According to Swedish media, one person was physically assaulted and two had paint sprayed in their faces.

“The Nazis attacked visitors using physical violence, with pepper spray, and vandalised the venue before throwing in some kind of smoke grenade which filled the foyer with smoke,” Expo wrote on its website

The magazine’s head of education Klara Ljungberg was at the event in order to hold a lecture at the invitation of the two political parties.

What was the meeting about?

According to the Left Party’s press officer, the event was “a meeting about growing fascism”. 

Left Party leader Nooshi Dadgostar described the event to public broadcaster SVT as an “open event, for equality among individuals”.

As well as Ljungberg from Expo, panelists at the event included anti-fascist activist Mathias Wåg, who also writes for Swedish centre-left tabloid Aftonbladet.

“They were determined and went straight for me,” Wåg told Expo just after the attack. “I received a few blows but nothing that caused serious damage.”

“I was invited to be on a panel in order to discuss anti-fascism with representatives from the Left Party and the Green Party,” he told the magazine. “I didn’t know this was going to happen, but there’s obviously a risk when Expo and I are in the same place.”

What has the reaction been like?

All of Sweden’s parties across the political spectrum have denounced the attack, with Dadgostar describing it as a “threat to our democracy” when TT newswire interviewed her at the theatre a few hours after the attack occurred.

Prime Minister Ulf Kristersson, from the conservative Moderates, called the attack “abhorrent”.

The Moderates, Christian Democrats and Liberals are currently in government with the support of the far-right Sweden Democrats, while the Social Democrats, Left Party, Centre Party and Green Party are in opposition.

“It is appalling news that a meeting hosted by the Left Party has been stormed,” Kristersson told TT. “I have reached out to Nooshi Dadgostar and expressed my deepest support.
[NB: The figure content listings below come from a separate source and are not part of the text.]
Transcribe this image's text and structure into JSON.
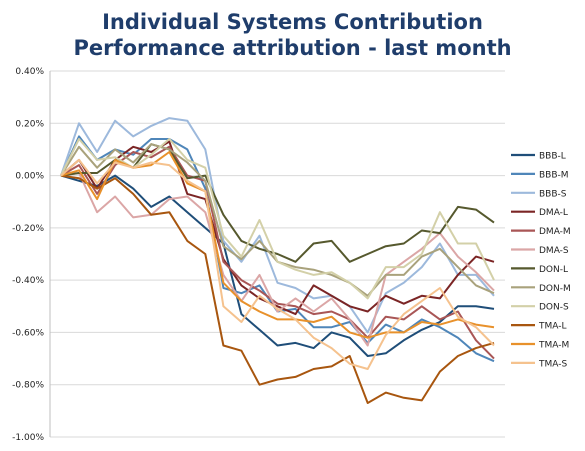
{
  "chart_data": {
    "type": "line",
    "title": [
      "Individual Systems Contribution",
      "Performance attribution - last month"
    ],
    "xlabel": "",
    "ylabel": "",
    "ylim": [
      -1.0,
      0.4
    ],
    "yticks": [
      "0.40%",
      "0.20%",
      "0.00%",
      "-0.20%",
      "-0.40%",
      "-0.60%",
      "-0.80%",
      "-1.00%"
    ],
    "ytick_values": [
      0.4,
      0.2,
      0.0,
      -0.2,
      -0.4,
      -0.6,
      -0.8,
      -1.0
    ],
    "grid": true,
    "legend_position": "right",
    "series": [
      {
        "name": "BBB-L",
        "color": "#1f4e79",
        "values": [
          0,
          -0.02,
          -0.04,
          0.0,
          -0.05,
          -0.12,
          -0.08,
          -0.14,
          -0.2,
          -0.26,
          -0.53,
          -0.59,
          -0.65,
          -0.64,
          -0.66,
          -0.6,
          -0.62,
          -0.69,
          -0.68,
          -0.63,
          -0.59,
          -0.56,
          -0.5,
          -0.5,
          -0.51
        ]
      },
      {
        "name": "BBB-M",
        "color": "#4f86b9",
        "values": [
          0,
          0.15,
          0.06,
          0.1,
          0.08,
          0.14,
          0.14,
          0.1,
          -0.05,
          -0.43,
          -0.45,
          -0.42,
          -0.52,
          -0.51,
          -0.58,
          -0.58,
          -0.56,
          -0.64,
          -0.57,
          -0.6,
          -0.55,
          -0.58,
          -0.62,
          -0.68,
          -0.71
        ]
      },
      {
        "name": "BBB-S",
        "color": "#9db9dc",
        "values": [
          0,
          0.2,
          0.09,
          0.21,
          0.15,
          0.19,
          0.22,
          0.21,
          0.1,
          -0.25,
          -0.33,
          -0.23,
          -0.41,
          -0.43,
          -0.47,
          -0.46,
          -0.5,
          -0.6,
          -0.45,
          -0.41,
          -0.35,
          -0.26,
          -0.38,
          -0.38,
          -0.46
        ]
      },
      {
        "name": "DMA-L",
        "color": "#7b2525",
        "values": [
          0,
          0.06,
          -0.05,
          0.06,
          0.11,
          0.09,
          0.13,
          -0.07,
          -0.09,
          -0.32,
          -0.42,
          -0.47,
          -0.5,
          -0.53,
          -0.42,
          -0.46,
          -0.5,
          -0.52,
          -0.46,
          -0.49,
          -0.46,
          -0.47,
          -0.38,
          -0.31,
          -0.33
        ]
      },
      {
        "name": "DMA-M",
        "color": "#a95656",
        "values": [
          0,
          0.04,
          -0.07,
          0.04,
          0.09,
          0.07,
          0.11,
          0.0,
          -0.02,
          -0.33,
          -0.4,
          -0.44,
          -0.49,
          -0.5,
          -0.53,
          -0.52,
          -0.55,
          -0.62,
          -0.54,
          -0.55,
          -0.5,
          -0.55,
          -0.52,
          -0.63,
          -0.7
        ]
      },
      {
        "name": "DMA-S",
        "color": "#dba6a6",
        "values": [
          0,
          0.01,
          -0.14,
          -0.08,
          -0.16,
          -0.15,
          -0.09,
          -0.08,
          -0.14,
          -0.38,
          -0.48,
          -0.38,
          -0.52,
          -0.47,
          -0.52,
          -0.47,
          -0.55,
          -0.65,
          -0.38,
          -0.33,
          -0.28,
          -0.22,
          -0.31,
          -0.37,
          -0.44
        ]
      },
      {
        "name": "DON-L",
        "color": "#56592e",
        "values": [
          0,
          0.01,
          0.01,
          0.06,
          0.03,
          0.12,
          0.1,
          -0.01,
          0.0,
          -0.15,
          -0.25,
          -0.28,
          -0.3,
          -0.33,
          -0.26,
          -0.25,
          -0.33,
          -0.3,
          -0.27,
          -0.26,
          -0.21,
          -0.22,
          -0.12,
          -0.13,
          -0.18
        ]
      },
      {
        "name": "DON-M",
        "color": "#a9a27c",
        "values": [
          0,
          0.11,
          0.03,
          0.1,
          0.05,
          0.12,
          0.1,
          0.05,
          -0.02,
          -0.27,
          -0.32,
          -0.25,
          -0.33,
          -0.35,
          -0.36,
          -0.38,
          -0.41,
          -0.46,
          -0.38,
          -0.38,
          -0.31,
          -0.28,
          -0.35,
          -0.42,
          -0.45
        ]
      },
      {
        "name": "DON-S",
        "color": "#d3d0a8",
        "values": [
          0,
          0.14,
          0.06,
          0.07,
          0.03,
          0.08,
          0.14,
          0.06,
          0.03,
          -0.23,
          -0.31,
          -0.17,
          -0.33,
          -0.36,
          -0.38,
          -0.37,
          -0.41,
          -0.47,
          -0.35,
          -0.35,
          -0.3,
          -0.14,
          -0.26,
          -0.26,
          -0.4
        ]
      },
      {
        "name": "TMA-L",
        "color": "#a8560f",
        "values": [
          0,
          -0.01,
          -0.05,
          -0.01,
          -0.07,
          -0.15,
          -0.14,
          -0.25,
          -0.3,
          -0.65,
          -0.67,
          -0.8,
          -0.78,
          -0.77,
          -0.74,
          -0.73,
          -0.69,
          -0.87,
          -0.83,
          -0.85,
          -0.86,
          -0.75,
          -0.69,
          -0.66,
          -0.64
        ]
      },
      {
        "name": "TMA-M",
        "color": "#e8912b",
        "values": [
          0,
          0.02,
          -0.09,
          0.06,
          0.03,
          0.04,
          0.09,
          -0.03,
          -0.06,
          -0.41,
          -0.48,
          -0.52,
          -0.55,
          -0.55,
          -0.56,
          -0.54,
          -0.6,
          -0.62,
          -0.6,
          -0.6,
          -0.56,
          -0.57,
          -0.55,
          -0.57,
          -0.58
        ]
      },
      {
        "name": "TMA-S",
        "color": "#f5c28e",
        "values": [
          0,
          0.06,
          -0.03,
          0.05,
          0.03,
          0.05,
          0.04,
          -0.02,
          -0.06,
          -0.5,
          -0.56,
          -0.46,
          -0.51,
          -0.55,
          -0.62,
          -0.66,
          -0.72,
          -0.74,
          -0.61,
          -0.53,
          -0.48,
          -0.43,
          -0.54,
          -0.58,
          -0.65
        ]
      }
    ]
  }
}
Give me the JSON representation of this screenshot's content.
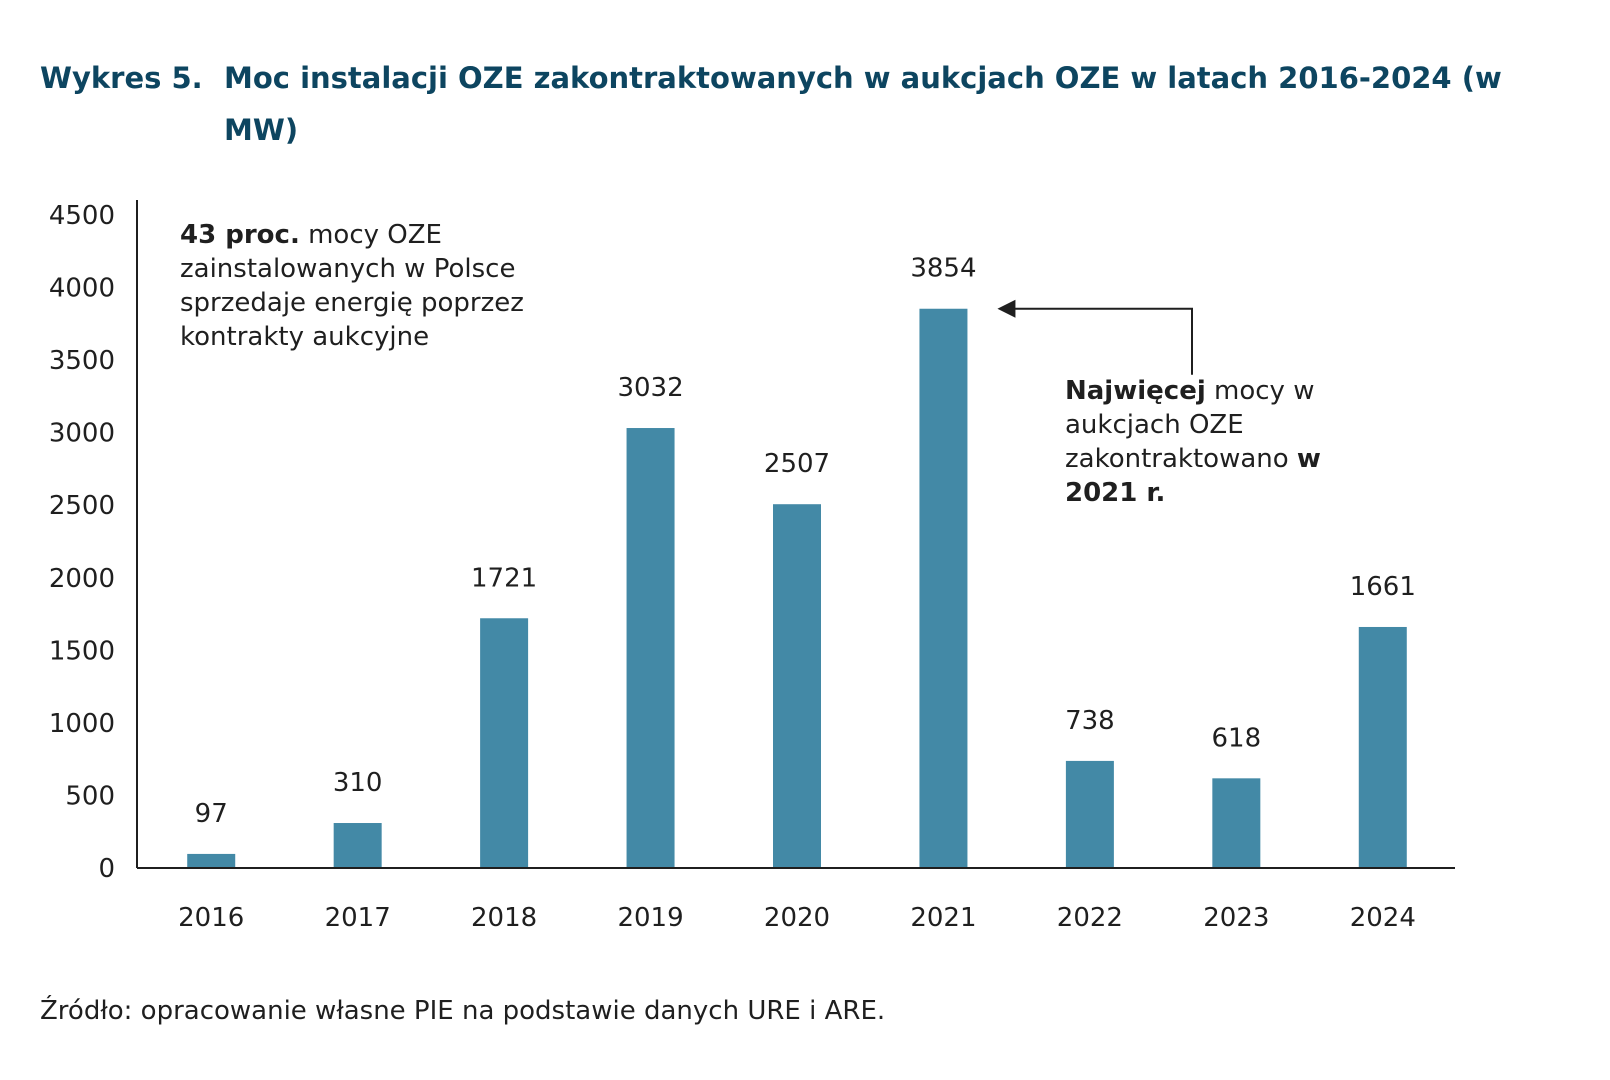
{
  "title": {
    "label": "Wykres 5.",
    "text": "Moc instalacji OZE zakontraktowanych w aukcjach OZE w latach 2016-2024 (w MW)"
  },
  "annotations": {
    "left": {
      "bold": "43 proc.",
      "rest": " mocy OZE zainstalowanych w Polsce sprzedaje energię poprzez kontrakty aukcyjne"
    },
    "right": {
      "bold": "Najwięcej",
      "rest": " mocy w aukcjach OZE zakontraktowano ",
      "bold2": "w 2021 r."
    }
  },
  "source": "Źródło: opracowanie własne PIE na podstawie danych URE i ARE.",
  "colors": {
    "bar": "#4389a6",
    "title": "#0d4560",
    "axis": "#1f1f1f"
  },
  "chart_data": {
    "type": "bar",
    "categories": [
      "2016",
      "2017",
      "2018",
      "2019",
      "2020",
      "2021",
      "2022",
      "2023",
      "2024"
    ],
    "values": [
      97,
      310,
      1721,
      3032,
      2507,
      3854,
      738,
      618,
      1661
    ],
    "yticks": [
      0,
      500,
      1000,
      1500,
      2000,
      2500,
      3000,
      3500,
      4000,
      4500
    ],
    "ylim": [
      0,
      4500
    ],
    "data_labels": true,
    "grid": false,
    "legend": "none",
    "title": "Moc instalacji OZE zakontraktowanych w aukcjach OZE w latach 2016-2024 (w MW)",
    "xlabel": "",
    "ylabel": ""
  }
}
This type of abhorrent action has no place in our free and open society.”

“Right-wing extremists want to scare us into silence,” Social Democrat leader Magdalena Andersson wrote on X. “They will never be allowed to succeed.”
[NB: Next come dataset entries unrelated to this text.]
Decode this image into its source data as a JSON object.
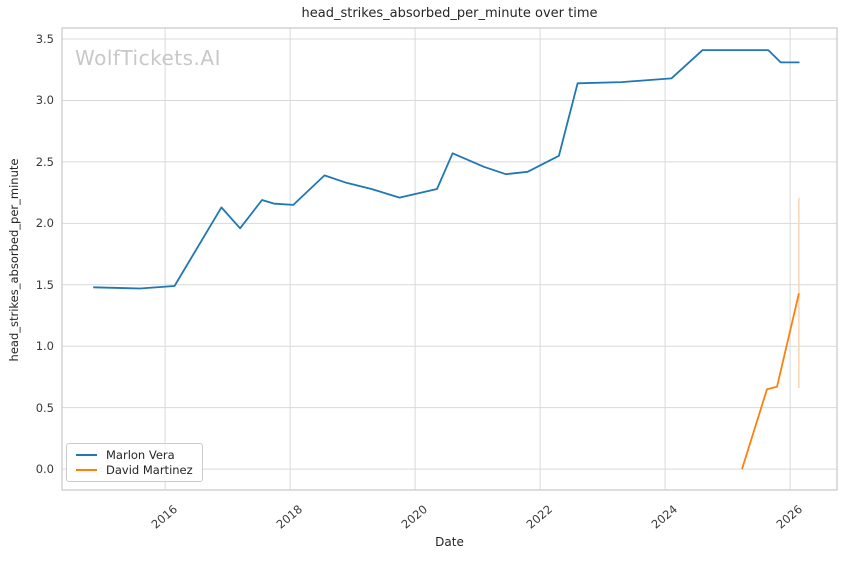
{
  "watermark": "WolfTickets.AI",
  "style": {
    "grid_color": "#d9d9d9",
    "spine_color": "#c9c9c9",
    "text_color": "#262626",
    "watermark_color": "#c8c8c8"
  },
  "chart_data": {
    "type": "line",
    "title": "head_strikes_absorbed_per_minute over time",
    "xlabel": "Date",
    "ylabel": "head_strikes_absorbed_per_minute",
    "grid": true,
    "legend_position": "lower left",
    "xlim": [
      2014.35,
      2026.75
    ],
    "ylim": [
      -0.17,
      3.59
    ],
    "xticks": [
      2016,
      2018,
      2020,
      2022,
      2024,
      2026
    ],
    "yticks": [
      0.0,
      0.5,
      1.0,
      1.5,
      2.0,
      2.5,
      3.0,
      3.5
    ],
    "series": [
      {
        "name": "Marlon Vera",
        "color": "#1f77b4",
        "points": [
          [
            2014.85,
            1.48
          ],
          [
            2015.6,
            1.47
          ],
          [
            2016.15,
            1.49
          ],
          [
            2016.9,
            2.13
          ],
          [
            2017.2,
            1.96
          ],
          [
            2017.55,
            2.19
          ],
          [
            2017.75,
            2.16
          ],
          [
            2018.05,
            2.15
          ],
          [
            2018.55,
            2.39
          ],
          [
            2018.9,
            2.33
          ],
          [
            2019.3,
            2.28
          ],
          [
            2019.75,
            2.21
          ],
          [
            2020.35,
            2.28
          ],
          [
            2020.6,
            2.57
          ],
          [
            2021.1,
            2.46
          ],
          [
            2021.45,
            2.4
          ],
          [
            2021.8,
            2.42
          ],
          [
            2022.3,
            2.55
          ],
          [
            2022.6,
            3.14
          ],
          [
            2023.3,
            3.15
          ],
          [
            2024.1,
            3.18
          ],
          [
            2024.6,
            3.41
          ],
          [
            2025.65,
            3.41
          ],
          [
            2025.85,
            3.31
          ],
          [
            2026.15,
            3.31
          ]
        ]
      },
      {
        "name": "David Martinez",
        "color": "#ff7f0e",
        "points": [
          [
            2025.23,
            0.0
          ],
          [
            2025.63,
            0.65
          ],
          [
            2025.79,
            0.67
          ],
          [
            2026.14,
            1.43
          ]
        ],
        "errorbar": {
          "x": 2026.14,
          "low": 0.66,
          "high": 2.21,
          "color": "#fad7b5"
        }
      }
    ]
  }
}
“The attack by right-wing extremists at a political meeting is a direct attack on our democracy and freedom of speech,” Green Party co-leader Daniel Helldén wrote on X. “My thoughts are with those who were affected this evening.”

Sweden Democrat party leader Jimmie Åkesson wrote in an email to TT that “political violence is terrible, in all its forms, and does not belong in Sweden.”
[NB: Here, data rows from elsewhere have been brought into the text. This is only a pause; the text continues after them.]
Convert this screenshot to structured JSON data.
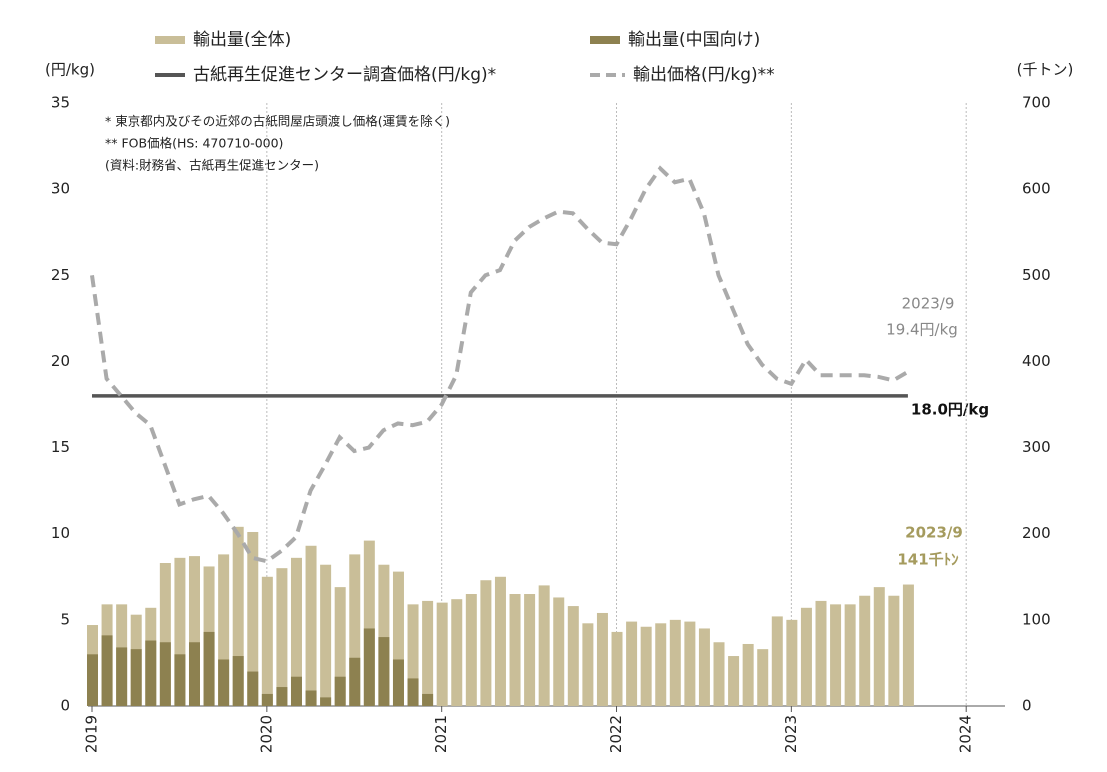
{
  "chart_data": {
    "type": "bar",
    "y_label": "(円/kg)",
    "y2_label": "(千トン)",
    "legend": "top",
    "notes": [
      "* 東京都内及びその近郊の古紙問屋店頭渡し価格(運賃を除く)",
      "** FOB価格(HS: 470710-000)",
      "(資料:財務省、古紙再生促進センター)"
    ],
    "annotations": [
      "2023/9",
      "19.4円/kg",
      "18.0円/kg",
      "2023/9",
      "141千ﾄﾝ"
    ],
    "categories": [
      "2019",
      null,
      null,
      null,
      null,
      null,
      null,
      null,
      null,
      null,
      null,
      null,
      "2020",
      null,
      null,
      null,
      null,
      null,
      null,
      null,
      null,
      null,
      null,
      null,
      "2021",
      null,
      null,
      null,
      null,
      null,
      null,
      null,
      null,
      null,
      null,
      null,
      "2022",
      null,
      null,
      null,
      null,
      null,
      null,
      null,
      null,
      null,
      null,
      null,
      "2023",
      null,
      null,
      null,
      null,
      null,
      null,
      null,
      null,
      null,
      null,
      null,
      "2024"
    ],
    "ylim": [
      0,
      35
    ],
    "yticks": [
      0,
      5,
      10,
      15,
      20,
      25,
      30,
      35
    ],
    "y2lim": [
      0,
      700
    ],
    "y2ticks": [
      0,
      100,
      200,
      300,
      400,
      500,
      600,
      700
    ],
    "series": [
      {
        "name": "輸出量(全体)",
        "type": "bar",
        "axis": "y2",
        "color": "#c9be98",
        "values": [
          94,
          118,
          118,
          106,
          114,
          166,
          172,
          174,
          162,
          176,
          208,
          202,
          150,
          160,
          172,
          186,
          164,
          138,
          176,
          192,
          164,
          156,
          118,
          122,
          120,
          124,
          130,
          146,
          150,
          130,
          130,
          140,
          126,
          116,
          96,
          108,
          86,
          98,
          92,
          96,
          100,
          98,
          90,
          74,
          58,
          72,
          66,
          104,
          100,
          114,
          122,
          118,
          118,
          128,
          138,
          128,
          141,
          null,
          null,
          null,
          null
        ]
      },
      {
        "name": "輸出量(中国向け)",
        "type": "bar",
        "axis": "y2",
        "color": "#8d8150",
        "values": [
          60,
          82,
          68,
          66,
          76,
          74,
          60,
          74,
          86,
          54,
          58,
          40,
          14,
          22,
          34,
          18,
          10,
          34,
          56,
          90,
          80,
          54,
          32,
          14,
          null,
          null,
          null,
          null,
          null,
          null,
          null,
          null,
          null,
          null,
          null,
          null,
          null,
          null,
          null,
          null,
          null,
          null,
          null,
          null,
          null,
          null,
          null,
          null,
          null,
          null,
          null,
          null,
          null,
          null,
          null,
          null,
          null,
          null,
          null,
          null,
          null
        ]
      },
      {
        "name": "古紙再生促進センター調査価格(円/kg)*",
        "type": "line",
        "axis": "y",
        "color": "#555555",
        "values": [
          18,
          18,
          18,
          18,
          18,
          18,
          18,
          18,
          18,
          18,
          18,
          18,
          18,
          18,
          18,
          18,
          18,
          18,
          18,
          18,
          18,
          18,
          18,
          18,
          18,
          18,
          18,
          18,
          18,
          18,
          18,
          18,
          18,
          18,
          18,
          18,
          18,
          18,
          18,
          18,
          18,
          18,
          18,
          18,
          18,
          18,
          18,
          18,
          18,
          18,
          18,
          18,
          18,
          18,
          18,
          18,
          18,
          null,
          null,
          null,
          null
        ]
      },
      {
        "name": "輸出価格(円/kg)**",
        "type": "line",
        "dashed": true,
        "axis": "y",
        "color": "#aaaaaa",
        "values": [
          25,
          19,
          18,
          17,
          16.3,
          14,
          11.7,
          12,
          12.2,
          11.2,
          10,
          8.6,
          8.4,
          9,
          9.8,
          12.5,
          14,
          15.6,
          14.8,
          15,
          16,
          16.4,
          16.3,
          16.5,
          17.5,
          19.2,
          24,
          25,
          25.3,
          27,
          27.8,
          28.3,
          28.7,
          28.6,
          27.7,
          26.9,
          26.8,
          28.3,
          30,
          31.2,
          30.4,
          30.6,
          28.6,
          25,
          23,
          21,
          19.8,
          19,
          18.7,
          20.1,
          19.2,
          19.2,
          19.2,
          19.2,
          19.1,
          18.9,
          19.4,
          null,
          null,
          null,
          null
        ]
      }
    ]
  }
}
“All democratic forces must stand in complete solidarity against all kinds of politically motivated violence,” he continued.

His party has previously admitted to being founded by people from “fascist movement” New Swedish Movement, skinheads, and people with “various types of neo-Nazi contact”.

“It is an attack not only on the Left Party, Green Party and the Expo Foundation, but also on our entire democratic society,” Centre Party leader Muharrem Demirok, who referred to the attackers as “Nazis”, wrote on social media. “Those affected have all my support.”

Christian Democrat leader Ebba Busch and Liberal leader Johan Pehrson both referred to the attackers as “anti-democratic forces”.

“It is never acceptable for a political meeting to be stormed by anti-democratic forces,” Busch wrote. “There is no place for this in our society.”

“Anti-democratic forces like this represent a serious threat to our democracy and must be met with society’s hardest iron fist,” Pehrson said.

What about the attackers? Has anyone been arrested?

Not yet. The police had not made any arrests at the time of writing on Thursday morning.

According to TT, police did not want to comment on who could be behind the attack.

It is currently being investigated as a violation of the Flammable and Explosive Goods Act, assault, causing danger to others and disturbing public order.